Iron ore prices will influence the growth of the national economy and China's steel industry, which is currently faced with soaring production costs and declining profits. Another jump in prices will put an even larger strain on the industry.
China is against any monopolistic move in international trade.
According to statistics from the ministry, worldwide iron ore reserves are 140 billion tons. If 1.3 billion tons are mined each year, these reserves could last about another hundred years.
Supply and demand are currently in balance, said the ministry. In 2005, a total of 1.25 billion tons of iron ore was used to produce 780 million tons of pig iron. Global iron ore output was over 1.3 billion tons.
China, the largest steel producer in the world, has seen its iron ore imports rocket as its economy maintains nearly double-digit growth.

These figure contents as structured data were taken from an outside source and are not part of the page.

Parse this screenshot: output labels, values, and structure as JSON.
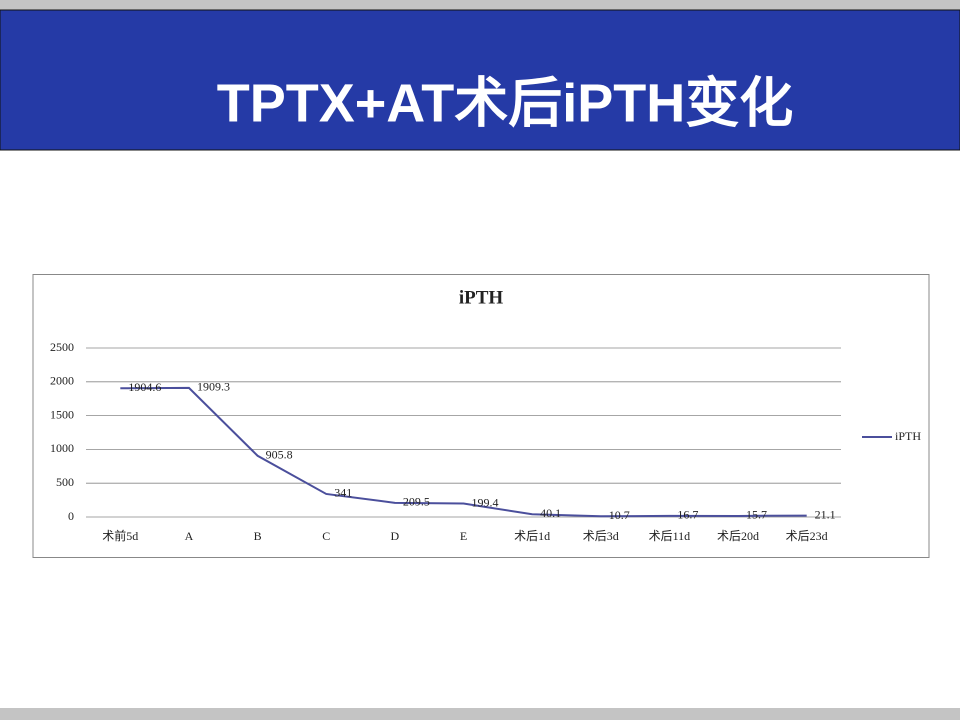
{
  "slide_title": "TPTX+AT术后iPTH变化",
  "chart_data": {
    "type": "line",
    "title": "iPTH",
    "categories": [
      "术前5d",
      "A",
      "B",
      "C",
      "D",
      "E",
      "术后1d",
      "术后3d",
      "术后11d",
      "术后20d",
      "术后23d"
    ],
    "series": [
      {
        "name": "iPTH",
        "color": "#4b4f9c",
        "values": [
          1904.6,
          1909.3,
          905.8,
          341,
          209.5,
          199.4,
          40.1,
          10.7,
          16.7,
          15.7,
          21.1
        ]
      }
    ],
    "ylim": [
      0,
      2500
    ],
    "yticks": [
      0,
      500,
      1000,
      1500,
      2000,
      2500
    ],
    "grid": true,
    "legend": "right"
  }
}
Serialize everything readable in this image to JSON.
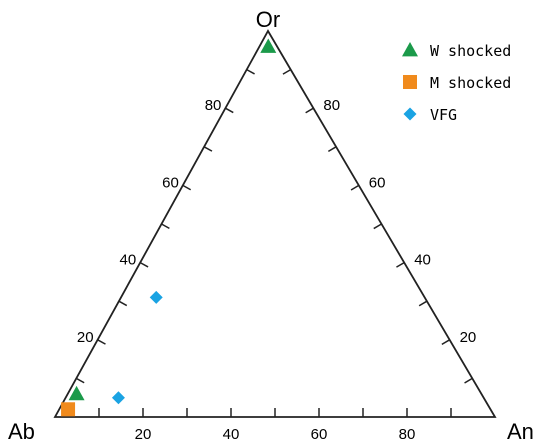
{
  "chart_data": {
    "type": "ternary-scatter",
    "vertices": {
      "top": "Or",
      "left": "Ab",
      "right": "An"
    },
    "ticks": {
      "bottom": [
        "20",
        "40",
        "60",
        "80"
      ],
      "left": [
        "20",
        "40",
        "60",
        "80"
      ],
      "right": [
        "20",
        "40",
        "60",
        "80"
      ]
    },
    "legend_position": "top-right",
    "series": [
      {
        "name": "W shocked",
        "marker": "triangle",
        "color": "#1b9a4a",
        "points": [
          {
            "Or": 96,
            "An": 2,
            "Ab": 2
          },
          {
            "Or": 6,
            "An": 2,
            "Ab": 92
          }
        ]
      },
      {
        "name": "M shocked",
        "marker": "square",
        "color": "#f08a1c",
        "points": [
          {
            "Or": 2,
            "An": 2,
            "Ab": 96
          }
        ]
      },
      {
        "name": "VFG",
        "marker": "diamond",
        "color": "#1aa3e3",
        "points": [
          {
            "Or": 31,
            "An": 8,
            "Ab": 61
          },
          {
            "Or": 5,
            "An": 12,
            "Ab": 83
          }
        ]
      }
    ]
  }
}
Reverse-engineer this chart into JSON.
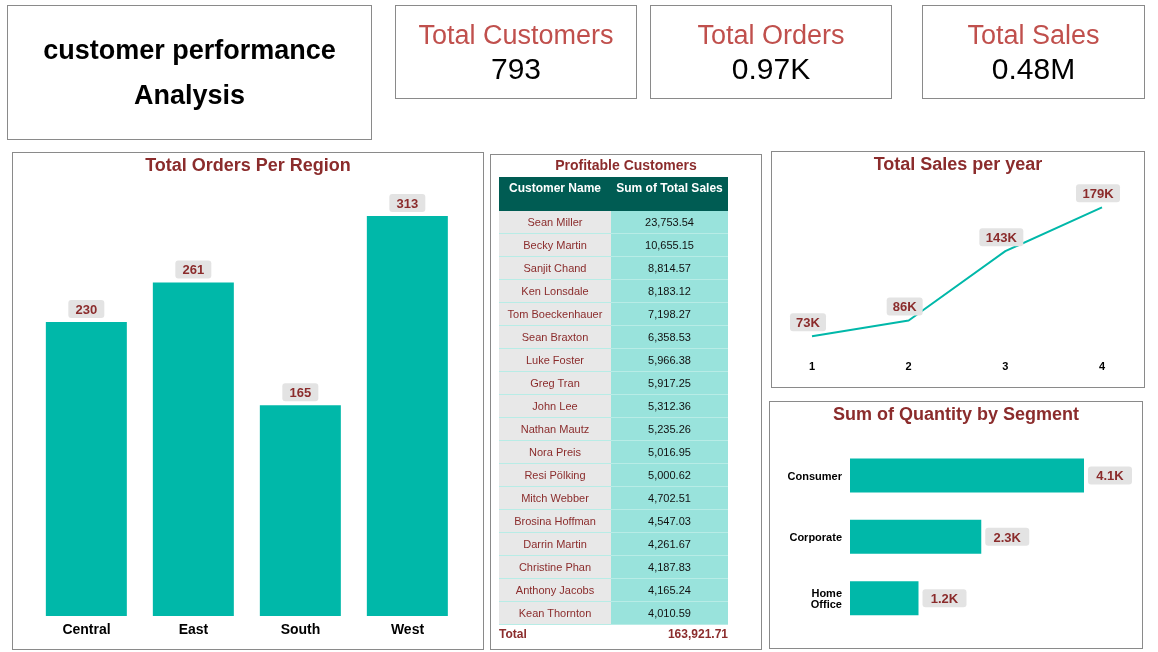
{
  "chart_data": [
    {
      "type": "other",
      "title": "customer performance Analysis"
    },
    {
      "type": "other",
      "title": "Total Customers",
      "annotations": [
        "793"
      ]
    },
    {
      "type": "other",
      "title": "Total Orders",
      "annotations": [
        "0.97K"
      ]
    },
    {
      "type": "other",
      "title": "Total Sales",
      "annotations": [
        "0.48M"
      ]
    },
    {
      "type": "bar",
      "title": "Total Orders Per Region",
      "categories": [
        "Central",
        "East",
        "South",
        "West"
      ],
      "values": [
        230,
        261,
        165,
        313
      ],
      "color": "#00b8a9",
      "data_labels": true
    },
    {
      "type": "other",
      "title": "Profitable Customers",
      "xlabel": "Customer Name",
      "ylabel": "Sum of Total Sales",
      "categories": [
        "Sean Miller",
        "Becky Martin",
        "Sanjit Chand",
        "Ken Lonsdale",
        "Tom Boeckenhauer",
        "Sean Braxton",
        "Luke Foster",
        "Greg Tran",
        "John Lee",
        "Nathan Mautz",
        "Nora Preis",
        "Resi Pölking",
        "Mitch Webber",
        "Brosina Hoffman",
        "Darrin Martin",
        "Christine Phan",
        "Anthony Jacobs",
        "Kean Thornton"
      ],
      "values": [
        23753.54,
        10655.15,
        8814.57,
        8183.12,
        7198.27,
        6358.53,
        5966.38,
        5917.25,
        5312.36,
        5235.26,
        5016.95,
        5000.62,
        4702.51,
        4547.03,
        4261.67,
        4187.83,
        4165.24,
        4010.59
      ],
      "value_labels": [
        "23,753.54",
        "10,655.15",
        "8,814.57",
        "8,183.12",
        "7,198.27",
        "6,358.53",
        "5,966.38",
        "5,917.25",
        "5,312.36",
        "5,235.26",
        "5,016.95",
        "5,000.62",
        "4,702.51",
        "4,547.03",
        "4,261.67",
        "4,187.83",
        "4,165.24",
        "4,010.59"
      ],
      "annotations": [
        "Total",
        "163,921.71"
      ]
    },
    {
      "type": "line",
      "title": "Total Sales per  year",
      "categories": [
        "1",
        "2",
        "3",
        "4"
      ],
      "values": [
        73,
        86,
        143,
        179
      ],
      "value_labels": [
        "73K",
        "86K",
        "143K",
        "179K"
      ],
      "color": "#00b8a9"
    },
    {
      "type": "bar",
      "orientation": "horizontal",
      "title": "Sum of Quantity by Segment",
      "categories": [
        "Consumer",
        "Corporate",
        "Home Office"
      ],
      "values": [
        4.1,
        2.3,
        1.2
      ],
      "value_labels": [
        "4.1K",
        "2.3K",
        "1.2K"
      ],
      "color": "#00b8a9"
    }
  ]
}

In 2005, China imported 43 percent of the world's total iron ore export or 275 million tons.
The ministry said China's surging iron ore trade not only brings profits to mining companies, but also benefits the economic growth of iron ore exporting countries and regions.
But some international companies, riding on their monopoly position in international trade, made unreasonably high profits by squeezing out other players.
The ministry said this violated the principles of fair trade and went against the healthy development of the global iron ore trade.
The National Development and Reform Commission (NDRC) is also highly concerned with the outcome of future iron ore price talks.
According to its development policy, the NDRC will control steel output in 2006 by phasing out low-efficiency steel factories.
The move is expected to cut China's iron ore demand by 60 millions tons.